I guess the next step is to make a probe arm that holds a piezo with a tip stuck onto it and see what the heck happens. If anyone has been here already, please pipe up.

There is remarkably little noise introduced by the movement of the stepper motors.


Wednesday, June 05, 2024

 

Experiments with individual dots

I tried using the thickened resin again, and turns out manual flickering of the UV led is not accurate enough for a consistent result. Probably also temperature dependent. I noticed that the drawn-out lines of solidified resin warped and moved under my breath, but not a blowtorch draft, so the material seems to be very moisture sensitive in thin layers.

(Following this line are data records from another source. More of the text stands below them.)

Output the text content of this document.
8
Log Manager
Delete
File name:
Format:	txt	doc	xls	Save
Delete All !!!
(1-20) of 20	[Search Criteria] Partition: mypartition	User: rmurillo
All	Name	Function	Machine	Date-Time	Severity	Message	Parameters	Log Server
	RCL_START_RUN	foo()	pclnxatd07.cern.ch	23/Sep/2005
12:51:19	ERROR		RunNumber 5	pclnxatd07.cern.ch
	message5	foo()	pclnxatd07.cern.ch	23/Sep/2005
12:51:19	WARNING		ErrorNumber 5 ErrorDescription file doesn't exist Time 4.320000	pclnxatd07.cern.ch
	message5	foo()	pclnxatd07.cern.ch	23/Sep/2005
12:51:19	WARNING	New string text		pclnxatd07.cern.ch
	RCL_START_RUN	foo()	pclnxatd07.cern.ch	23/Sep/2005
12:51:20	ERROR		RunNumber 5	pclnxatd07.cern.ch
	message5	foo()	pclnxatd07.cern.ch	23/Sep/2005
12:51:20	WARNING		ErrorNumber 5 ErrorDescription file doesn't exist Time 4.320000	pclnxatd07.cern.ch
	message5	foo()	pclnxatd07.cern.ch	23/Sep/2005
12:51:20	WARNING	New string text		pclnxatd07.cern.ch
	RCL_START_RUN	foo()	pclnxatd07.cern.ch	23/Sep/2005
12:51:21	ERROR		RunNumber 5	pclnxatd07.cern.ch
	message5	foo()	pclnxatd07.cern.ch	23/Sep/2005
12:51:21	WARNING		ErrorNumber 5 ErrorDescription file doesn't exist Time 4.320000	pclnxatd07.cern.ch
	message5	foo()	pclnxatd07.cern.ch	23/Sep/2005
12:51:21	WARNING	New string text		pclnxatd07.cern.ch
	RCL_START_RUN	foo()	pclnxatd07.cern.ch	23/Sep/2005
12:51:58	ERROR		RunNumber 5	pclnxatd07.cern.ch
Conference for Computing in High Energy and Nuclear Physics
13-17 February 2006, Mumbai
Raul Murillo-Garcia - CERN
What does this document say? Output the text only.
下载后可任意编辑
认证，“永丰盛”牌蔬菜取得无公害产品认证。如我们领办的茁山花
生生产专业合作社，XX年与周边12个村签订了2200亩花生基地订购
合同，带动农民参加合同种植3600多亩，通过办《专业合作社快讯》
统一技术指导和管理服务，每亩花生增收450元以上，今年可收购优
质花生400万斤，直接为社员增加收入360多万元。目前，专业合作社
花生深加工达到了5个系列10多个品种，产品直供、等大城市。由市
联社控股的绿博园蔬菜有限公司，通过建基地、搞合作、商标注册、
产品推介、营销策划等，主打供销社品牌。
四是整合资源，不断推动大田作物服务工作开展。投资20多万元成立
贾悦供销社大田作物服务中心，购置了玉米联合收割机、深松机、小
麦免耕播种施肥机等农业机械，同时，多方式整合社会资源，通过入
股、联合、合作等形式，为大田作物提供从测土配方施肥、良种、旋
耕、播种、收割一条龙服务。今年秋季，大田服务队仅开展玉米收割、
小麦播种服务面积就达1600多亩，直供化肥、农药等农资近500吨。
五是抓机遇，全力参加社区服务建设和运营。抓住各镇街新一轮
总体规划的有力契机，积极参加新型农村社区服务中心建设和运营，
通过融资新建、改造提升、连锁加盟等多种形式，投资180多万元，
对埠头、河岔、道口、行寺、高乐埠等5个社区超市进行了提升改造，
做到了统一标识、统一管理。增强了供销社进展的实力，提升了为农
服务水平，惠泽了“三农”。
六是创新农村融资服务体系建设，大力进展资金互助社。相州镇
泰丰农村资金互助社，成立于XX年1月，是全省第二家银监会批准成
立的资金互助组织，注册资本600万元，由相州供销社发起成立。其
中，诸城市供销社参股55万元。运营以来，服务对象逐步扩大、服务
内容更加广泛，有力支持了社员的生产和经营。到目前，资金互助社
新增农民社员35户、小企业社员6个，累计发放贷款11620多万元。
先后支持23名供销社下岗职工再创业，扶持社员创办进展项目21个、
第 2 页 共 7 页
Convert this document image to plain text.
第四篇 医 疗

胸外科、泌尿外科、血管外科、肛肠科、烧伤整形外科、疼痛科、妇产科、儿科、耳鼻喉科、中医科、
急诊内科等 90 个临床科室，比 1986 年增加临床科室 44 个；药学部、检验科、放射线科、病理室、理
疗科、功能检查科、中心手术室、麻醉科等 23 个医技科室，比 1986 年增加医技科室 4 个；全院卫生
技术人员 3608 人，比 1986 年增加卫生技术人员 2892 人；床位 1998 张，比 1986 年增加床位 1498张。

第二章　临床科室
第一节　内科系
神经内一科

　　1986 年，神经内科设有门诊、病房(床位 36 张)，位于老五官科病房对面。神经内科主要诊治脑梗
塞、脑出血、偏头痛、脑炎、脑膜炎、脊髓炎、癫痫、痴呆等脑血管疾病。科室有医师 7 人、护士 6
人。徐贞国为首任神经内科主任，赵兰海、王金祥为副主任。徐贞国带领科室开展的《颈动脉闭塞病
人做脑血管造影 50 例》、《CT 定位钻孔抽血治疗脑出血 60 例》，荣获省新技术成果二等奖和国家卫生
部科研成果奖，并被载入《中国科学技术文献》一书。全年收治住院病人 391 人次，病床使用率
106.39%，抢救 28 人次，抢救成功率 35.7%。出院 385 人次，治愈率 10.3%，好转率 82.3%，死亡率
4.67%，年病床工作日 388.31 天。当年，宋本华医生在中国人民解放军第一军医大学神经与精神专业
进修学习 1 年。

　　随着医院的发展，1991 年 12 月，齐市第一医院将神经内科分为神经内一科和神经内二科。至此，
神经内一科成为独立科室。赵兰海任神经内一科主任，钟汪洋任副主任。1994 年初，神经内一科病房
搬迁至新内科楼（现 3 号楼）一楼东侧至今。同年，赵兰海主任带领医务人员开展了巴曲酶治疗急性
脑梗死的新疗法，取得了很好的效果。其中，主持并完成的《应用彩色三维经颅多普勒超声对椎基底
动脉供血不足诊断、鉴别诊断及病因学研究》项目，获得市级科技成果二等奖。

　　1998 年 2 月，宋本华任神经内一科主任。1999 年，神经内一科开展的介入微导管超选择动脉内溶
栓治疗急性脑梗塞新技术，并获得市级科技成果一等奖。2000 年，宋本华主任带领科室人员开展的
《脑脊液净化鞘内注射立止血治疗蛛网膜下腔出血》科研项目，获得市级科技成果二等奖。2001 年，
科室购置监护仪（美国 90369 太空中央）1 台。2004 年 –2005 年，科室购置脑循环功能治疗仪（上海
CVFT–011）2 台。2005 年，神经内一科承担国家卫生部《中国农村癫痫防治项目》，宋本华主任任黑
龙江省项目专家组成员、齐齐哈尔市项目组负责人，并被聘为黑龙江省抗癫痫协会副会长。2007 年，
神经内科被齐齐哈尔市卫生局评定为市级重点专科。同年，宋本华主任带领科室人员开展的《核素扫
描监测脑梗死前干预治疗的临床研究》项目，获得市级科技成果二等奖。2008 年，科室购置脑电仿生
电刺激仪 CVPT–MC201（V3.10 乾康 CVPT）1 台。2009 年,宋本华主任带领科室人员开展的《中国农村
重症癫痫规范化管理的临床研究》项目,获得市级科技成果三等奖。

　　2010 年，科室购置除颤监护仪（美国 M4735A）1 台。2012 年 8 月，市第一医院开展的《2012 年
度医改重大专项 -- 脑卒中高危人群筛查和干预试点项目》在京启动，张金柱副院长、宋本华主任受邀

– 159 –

I got a thicker point which has heavy corrosion on it from not being cleaned properly after the electro-etching, and tried that as a dip pen. Just using a drop of resin off the end of a dental probe was too much material. The resin blobs when the point goes in, so using tissue paper I wiped most of it off, leaving a smeared layer approximately 0.3-0.4mm thick. This allowed me to dip the probe tip without causing resin to splurge everywhere.


Once dipped, I moved the tip away 1mm and lowered it to the slide surface. Not particularly accurately, just give or take 0.05mm. Raising the tip left a droplet roughly 100μm in diameter (don't know how thick yet). Moving back to the smear of resin, moving forward, new droplet, repeat, produced this line. Smear can be seen as darker area on the right.


 

An unforeseen problem is that the size of the smallest reservoir drop I can easily make is about the size of my work area, so I'm working around that by making the reservoir and manually aligning the probe with the edge of it before engaging the stepper drivers. Anyway, the Covid is starting to win again, so that's it for now.


Sunday, June 02, 2024

 

A little down time needed

Sorry folks, got the covids. Normal service resuming when I can figure out what normal is.


Thursday, May 30, 2024

 

Making Resin Thicker

Capillary action gets a bit too carried away when you dunk the probe in a blob of 3D printer resin. It's designed to flow nicely, and for our purposes we don't want it flowing quite so far and enthusiastically. So to thicken some I gave it a half-second burst of UV, which allowed me to tease out a line less than 0.1mm wide - about 50μm in this photo. Back to micron-scale again!


I think the inclusion might be Sharpie marker off a dirty probe tip. I only noticed it after I washed some dust off with IPA, but this might be a way of making things easier to see. Unfortunately said IPA also washed off some finer detail I had done by bouncing the point on the slide, so I didn't get to measure those dots. It took a lot of other stuff off too. Still more things to learn to handle this material, obviously.